The 78-year-old statesman, who was U.S. president from 1977 to 1981, said Iraq appeared to be complying with U.N. inspectors so far, based on evidence from U.N. officials.

"The United Nations is the best place for nations to resolve the differences that always exist," he said.

But he warned that conflict would be "quite likely" if Iraq did not remove or account for all of its weapons.

Carter also expressed hope for implementation of a 1967 U.N. resolution telling Israel to withdraw from occupied territories in return for other nations respecting its right to live in peace within secure borders.
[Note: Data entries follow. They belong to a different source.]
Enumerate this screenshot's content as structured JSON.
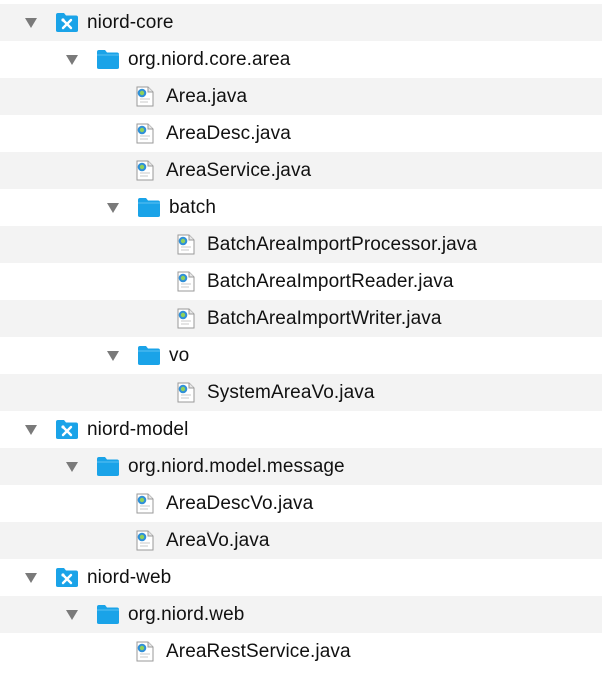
{
  "tree": {
    "rows": [
      {
        "label": "niord-core",
        "type": "project",
        "level": 0,
        "expanded": true
      },
      {
        "label": "org.niord.core.area",
        "type": "folder",
        "level": 1,
        "expanded": true
      },
      {
        "label": "Area.java",
        "type": "java",
        "level": 2
      },
      {
        "label": "AreaDesc.java",
        "type": "java",
        "level": 2
      },
      {
        "label": "AreaService.java",
        "type": "java",
        "level": 2
      },
      {
        "label": "batch",
        "type": "folder",
        "level": 2,
        "expanded": true
      },
      {
        "label": "BatchAreaImportProcessor.java",
        "type": "java",
        "level": 3
      },
      {
        "label": "BatchAreaImportReader.java",
        "type": "java",
        "level": 3
      },
      {
        "label": "BatchAreaImportWriter.java",
        "type": "java",
        "level": 3
      },
      {
        "label": "vo",
        "type": "folder",
        "level": 2,
        "expanded": true
      },
      {
        "label": "SystemAreaVo.java",
        "type": "java",
        "level": 3
      },
      {
        "label": "niord-model",
        "type": "project",
        "level": 0,
        "expanded": true
      },
      {
        "label": "org.niord.model.message",
        "type": "folder",
        "level": 1,
        "expanded": true
      },
      {
        "label": "AreaDescVo.java",
        "type": "java",
        "level": 2
      },
      {
        "label": "AreaVo.java",
        "type": "java",
        "level": 2
      },
      {
        "label": "niord-web",
        "type": "project",
        "level": 0,
        "expanded": true
      },
      {
        "label": "org.niord.web",
        "type": "folder",
        "level": 1,
        "expanded": true
      },
      {
        "label": "AreaRestService.java",
        "type": "java",
        "level": 2
      }
    ]
  },
  "colors": {
    "stripe": "#f3f3f3",
    "folder": "#1aa3e8",
    "project": "#1aa3e8",
    "disclosure": "#7a7a7a",
    "text": "#111111"
  },
  "icons": {
    "project": "project-icon",
    "folder": "folder-icon",
    "java": "java-file-icon",
    "disclosure": "disclosure-triangle-icon"
  }
}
He said: "One of the key factors that arouses intense feelings of animosity in the world is the festering problem in the Holy Land, the Israeli occupation of the West Bank and Gaza and the inability of Israel to live in peace with its neighbours.

"I think this is the single most disturbing element in animosities and misunderstandings and hatred and even violence in the world.

"I think that is an exacerbating factor in dividing people, not only in the West Bank, Gaza and Israel, but also throughout the world."

Carter's nomination for the Nobel Prize is in recognition of decades of work for peace, human rights and democracy, from Cuba to North Korea.

Gunnar Berge, chairman of Peace Prize committee, said when the prize was announced that giving it to Carter should be considered a "kick in the leg" to Bush for his hard line against Iraq.

Carter said he believed he was being honoured for 20 years of work at his Carter Centre in Atlanta, Georgia -- whose slogan is "Waging Peace. Fighting Disease. Building Hope" -- rather than for his years as president.

However, during his years in the White House he was instrumental in securing the 1978 Camp David Agreement, for which he narrowly missed winning the Nobel Peace Prize, which went to Israeli Prime Minister Menachem Begin and Egyptian President Anwar Sadat.

Carter says he was disappointed in the presidents after him -- Ronald Reagan, George Bush Snr. and Bill Clinton -- for not capitalising on the Camp David Accords he brokered.